Prior to her eight-stroke win at the Senior Open last August, Sorenstam’s kids had only seen YouTube clips of her at the peak of her powers on the golf course. In June, they’ll get to see their mother compete against the best of the best.
“It’s pretty neat, especially our son who is very into sports. He knows every statistic there is. For him to just see it and live it is a big deal. He’s really been my practicing partner. We’re out there together hitting balls. I’m a righty, he’s a lefty, so I’ll toss a bucket in the middle and we can hit,” Sorenstam said.
“I want to inspire him, too. I want him to know you don’t wake up and there’s a trophy at the door. You have to put in the work. I think they see that. … I’m hoping that this will feed him and he can live his dream and do whatever he wants.
“The same thing with our daughter. It’s like when you have a passion you gotta do it, but you gotta put in the time. That’s hopefully the message I’m sending to, not only my kids but, hopefully, people in general who have some kind of hobby and want to pursue it. It’s never too late to continue.”
The pull of Pine Needles
Would Sorenstam have played in the U.S. Women’s Open this year if it had been at any other site?

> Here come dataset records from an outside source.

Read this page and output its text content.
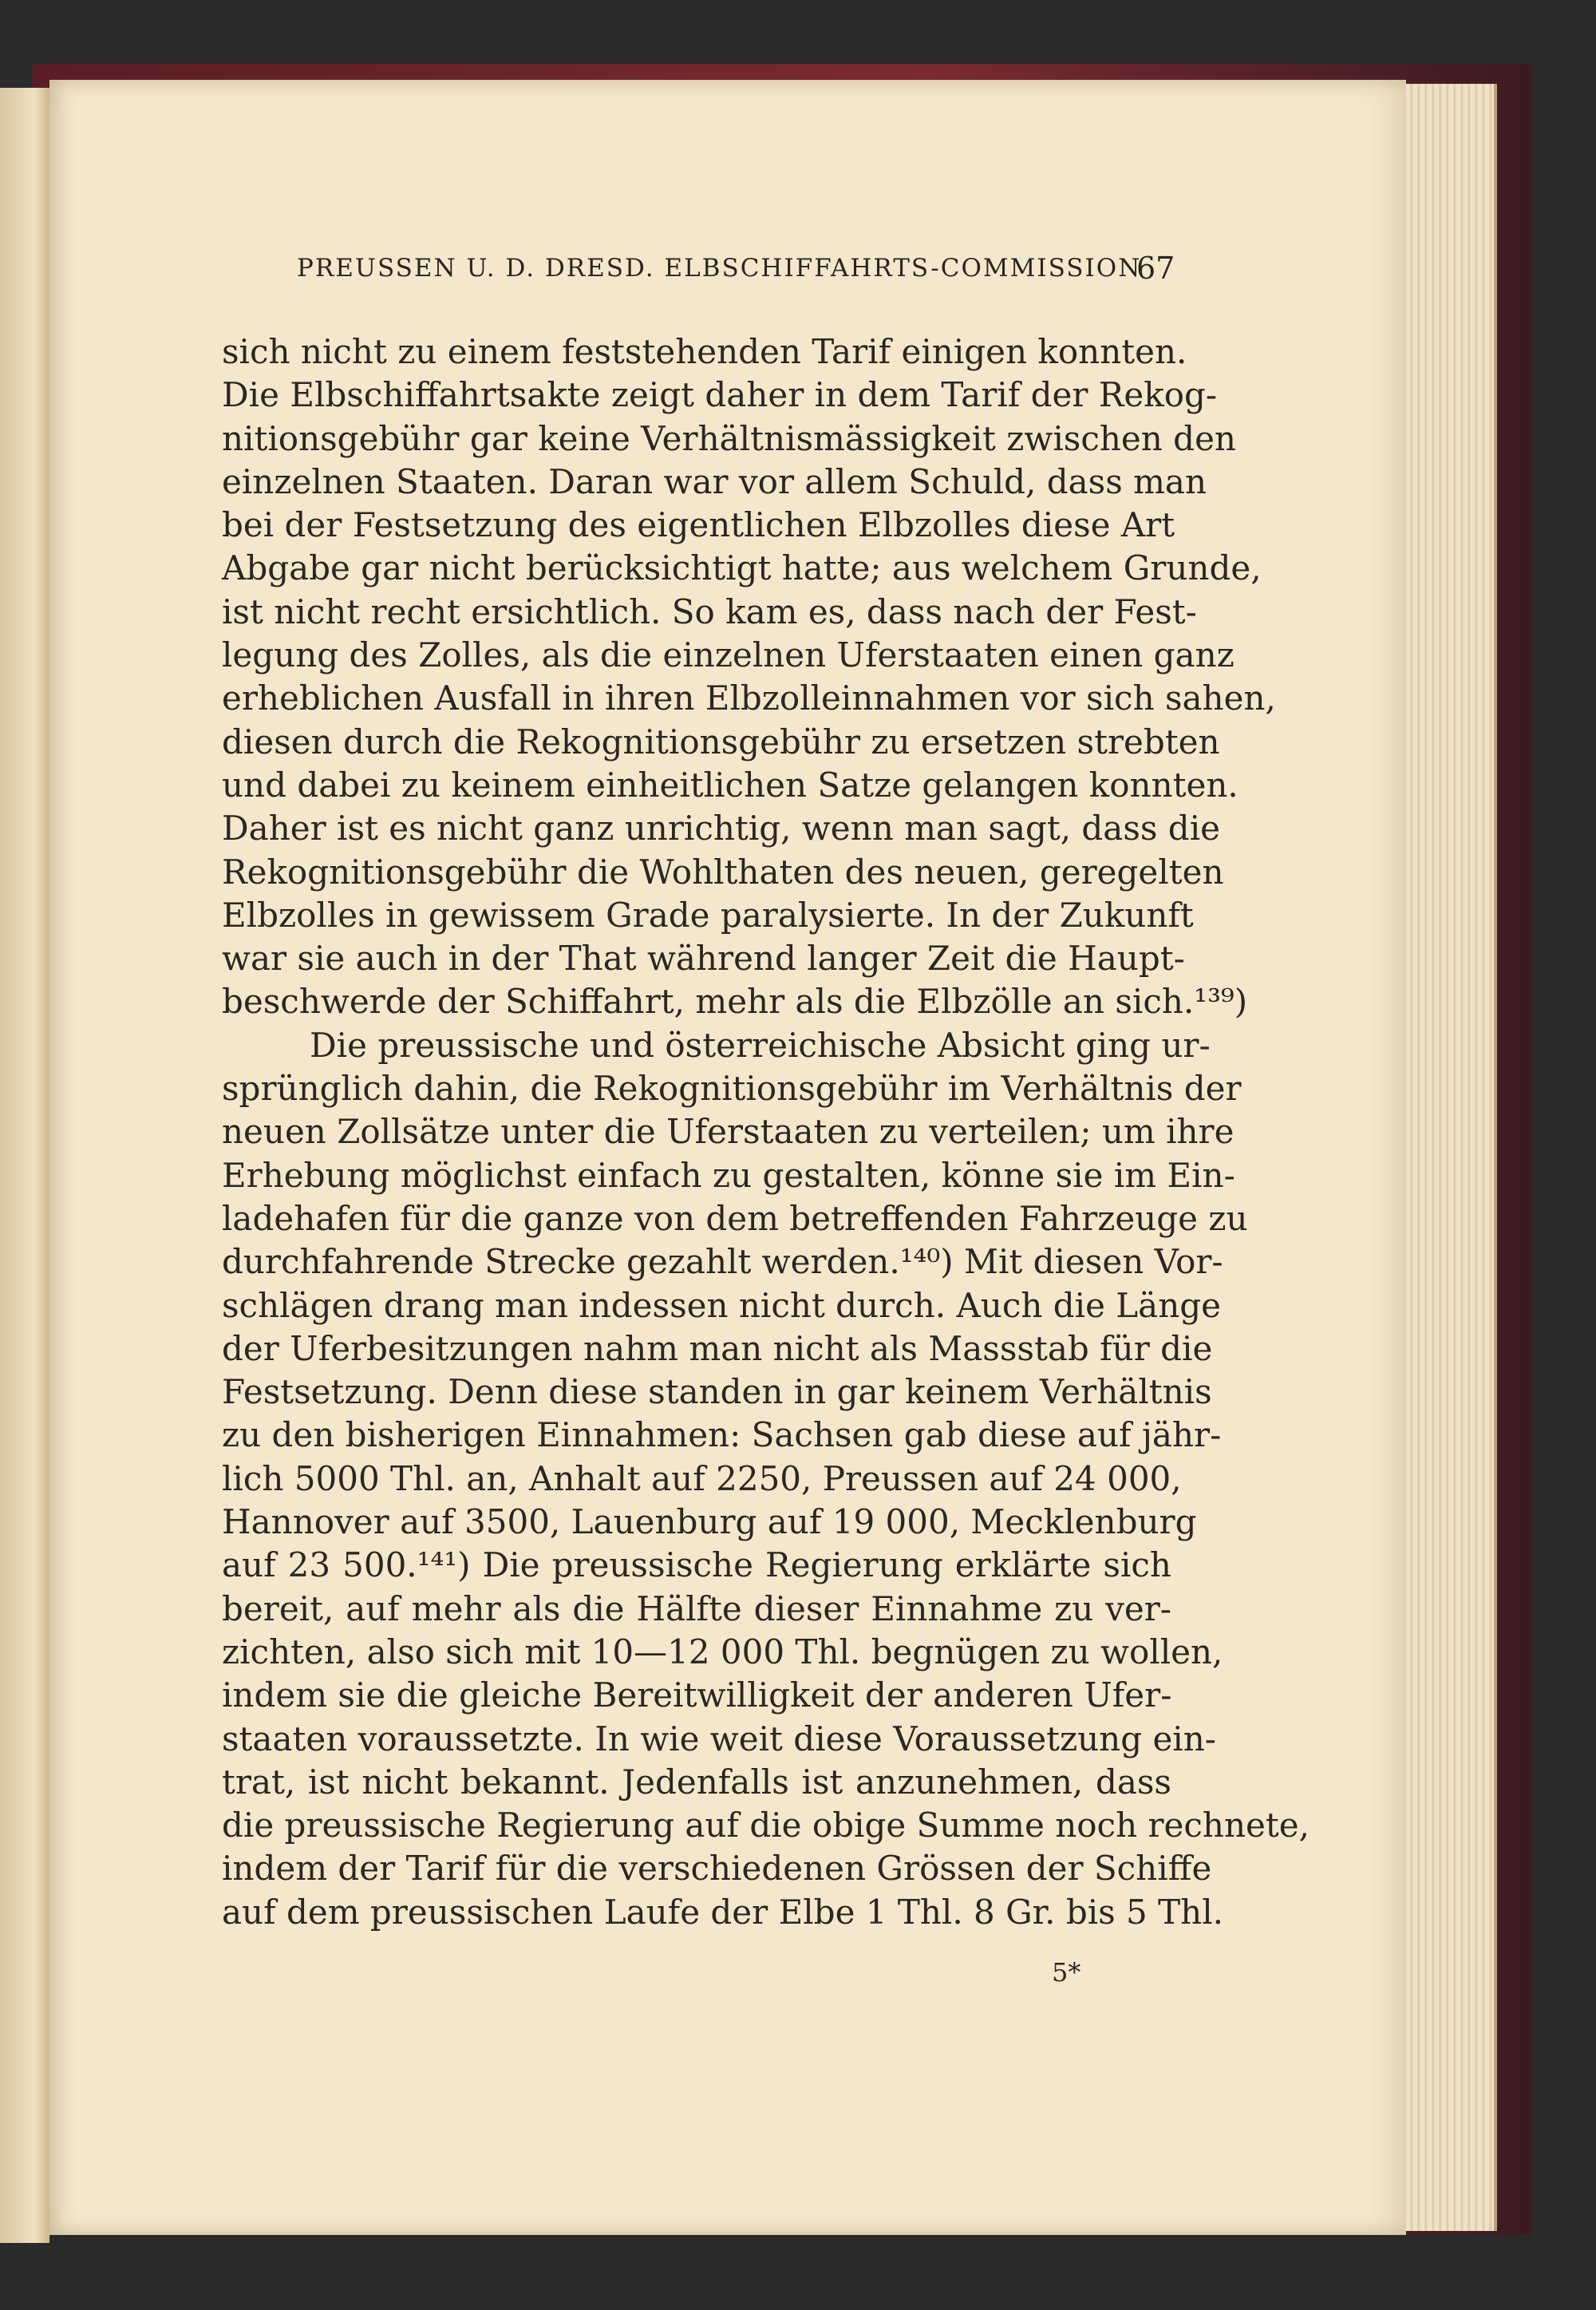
PREUSSEN U. D. DRESD. ELBSCHIFFAHRTS-COMMISSION
67
sich nicht zu einem feststehenden Tarif einigen konnten.
Die Elbschiffahrtsakte zeigt daher in dem Tarif der Rekog-
nitionsgebühr gar keine Verhältnismässigkeit zwischen den
einzelnen Staaten. Daran war vor allem Schuld, dass man
bei der Festsetzung des eigentlichen Elbzolles diese Art
Abgabe gar nicht berücksichtigt hatte; aus welchem Grunde,
ist nicht recht ersichtlich. So kam es, dass nach der Fest-
legung des Zolles, als die einzelnen Uferstaaten einen ganz
erheblichen Ausfall in ihren Elbzolleinnahmen vor sich sahen,
diesen durch die Rekognitionsgebühr zu ersetzen strebten
und dabei zu keinem einheitlichen Satze gelangen konnten.
Daher ist es nicht ganz unrichtig, wenn man sagt, dass die
Rekognitionsgebühr die Wohlthaten des neuen, geregelten
Elbzolles in gewissem Grade paralysierte. In der Zukunft
war sie auch in der That während langer Zeit die Haupt-
beschwerde der Schiffahrt, mehr als die Elbzölle an sich.¹³⁹)
Die preussische und österreichische Absicht ging ur-
sprünglich dahin, die Rekognitionsgebühr im Verhältnis der
neuen Zollsätze unter die Uferstaaten zu verteilen; um ihre
Erhebung möglichst einfach zu gestalten, könne sie im Ein-
ladehafen für die ganze von dem betreffenden Fahrzeuge zu
durchfahrende Strecke gezahlt werden.¹⁴⁰) Mit diesen Vor-
schlägen drang man indessen nicht durch. Auch die Länge
der Uferbesitzungen nahm man nicht als Massstab für die
Festsetzung. Denn diese standen in gar keinem Verhältnis
zu den bisherigen Einnahmen: Sachsen gab diese auf jähr-
lich 5000 Thl. an, Anhalt auf 2250, Preussen auf 24 000,
Hannover auf 3500, Lauenburg auf 19 000, Mecklenburg
auf 23 500.¹⁴¹) Die preussische Regierung erklärte sich
bereit, auf mehr als die Hälfte dieser Einnahme zu ver-
zichten, also sich mit 10—12 000 Thl. begnügen zu wollen,
indem sie die gleiche Bereitwilligkeit der anderen Ufer-
staaten voraussetzte. In wie weit diese Voraussetzung ein-
trat, ist nicht bekannt. Jedenfalls ist anzunehmen, dass
die preussische Regierung auf die obige Summe noch rechnete,
indem der Tarif für die verschiedenen Grössen der Schiffe
auf dem preussischen Laufe der Elbe 1 Thl. 8 Gr. bis 5 Thl.
5*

“No, I would not have,” she said. “I’m pretty sure about that.”
A quarter-century after a six-stroke victory at Pine Needles, Sorenstam reflected on the place that allowed her the chance to form a lasting bond with the late Peggy Kirk Bell, who passed away in 2016 at the age of 95.
“Peggy couldn’t pronounce my name, so she called me ‘Heineken’ for some reason,” Sorenstam said. “I had to explain to her that I wasn’t from Germany and I don’t drink beer. That was our internal joke the whole time I knew Peggy.”
A World Golf Hall of Fame inductee and longtime Pine Needles owner, Bell continued to grow closer with Sorenstam every year.
Sorenstam, who felt she owed it to the Bell family and the USGA to compete in this year’s championship, hasn’t forgotten some of those shared experiences.
“Mrs. Bell would drive up in a cart and she would park next to me and watch me hit balls and have a smart comment, and then she would leave and come back and I would meet her for lunch and she took me into her office,” she recalled.
“I didn’t know that much about her the first time I met her but she was showing me all these photos on the wall and she would fly around in a plane and I thought to myself, ‘She’s one tough cookie.’ “
Inspiring the next generation
After leaving Pine Needles on Tuesday afternoon, Sorenstam made her way to Sunrise Theater for the premiere of “Becoming Annika,” a documentary that will debut May 10 on Golf Channel.
At the conclusion of the film, an all-female production that highlights Sorenstam’s career, she addressed a row of young girls in the crowd.
“I think that dreams do come true, if you put your mind to it and you put your effort into it. My dad told me a long time ago that there are no shortcuts to success,” she said.
“Golf turned out to be my vehicle, my story, and that’s why I give back to the ANNIKA Foundation. I want to inspire the next generation of young girls, just like yourself.”
Sorenstam’s ANNIKA Foundation, which she started in 2007 near the end of her career, focuses on supporting girls’ and women’s golf around the globe. A return to the major championship stage offers Sorenstam another opportunity to inspire that generation.
“I’ll never forget Will looked at me and said, ‘Don’t worry, Mommy, Jessica and Nelly Korda’s ages together is what you are.’ That really didn’t make it any better, but obviously the honor of being invited here is very special,” she said.
“Being a past champion here is very special and my relationship with Peggy and her family. The last 14 years has really been trying to inspire the next generation of girls. I figured if I tell them to get out of the box and try different things, and explore and live your dream, then I’ve got to do that too. You can’t just say and not do. So I think we just decided to let’s do this.”